I've put together a simple demo program that shows the problem. The problems happen after changing the system scaling, but before signing out/back in.
Problems include:
- Rendering at the wrong scale (not sure which driver is wrong)
- Vertical shifting by what looks like the difference in the title bar height before changing the scaling vs after changing the scaling. (on macbook pro/bootcamp)
I've tried tearing down and recreating the wgl context on WM_DPICHANGED but to no avail and not sure what else to try.
Update: I've updated the sample program repo to include screen shots of what I'm seeing and I've included the .exe for the test program.
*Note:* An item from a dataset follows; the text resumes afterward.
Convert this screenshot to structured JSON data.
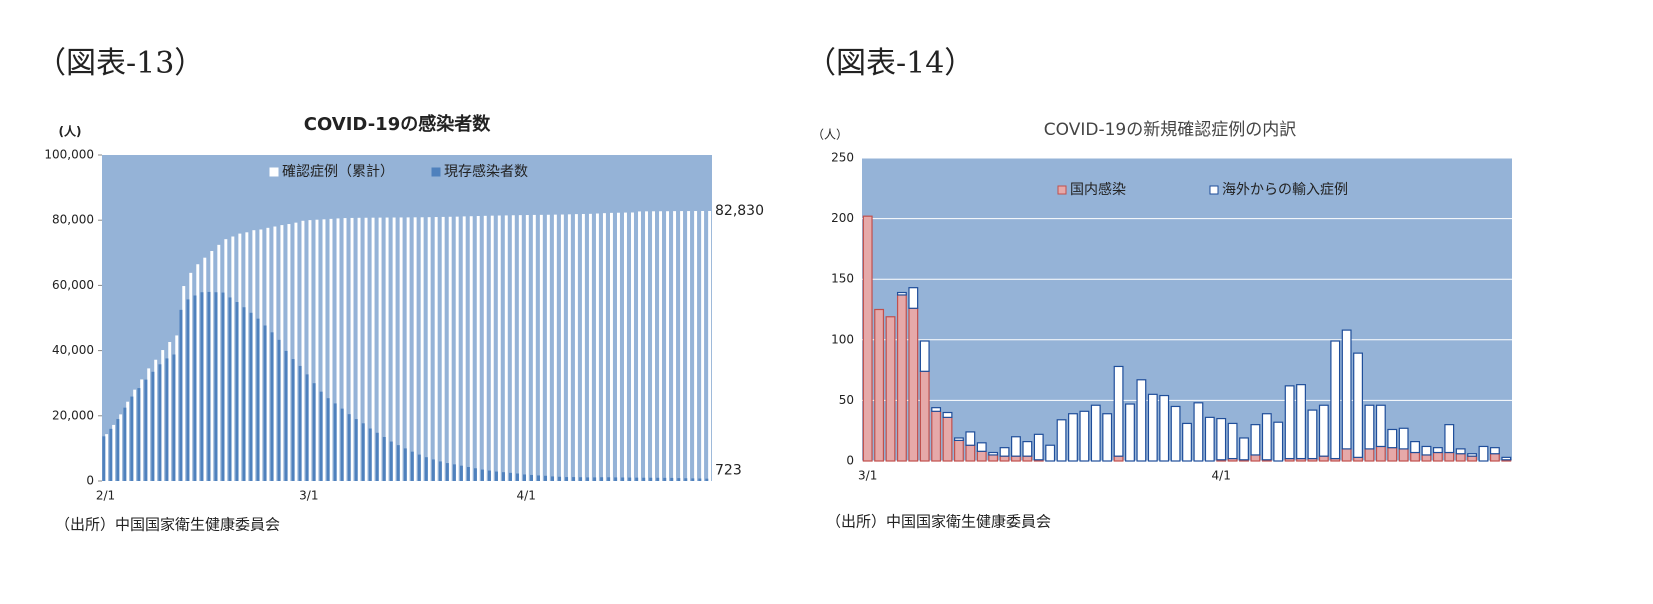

See here: https://bitbucket.org/toptensoftware/minimalopengl/overview
Update 2 - found a GPU that works as expected Radeon RX460. Updated screen shots in repo to show what's expected.
Update 3 - I'm now fairly confident this is caused by issues with the NVidia and Intel drivers and have logged bugs with both. I guess WHQL compliance doesn't cover OpenGL drivers.
Still... it'd be nice to have proper documentation or example program from Microsoft on how OpenGL and the per-monitor DPI support is supposed to work.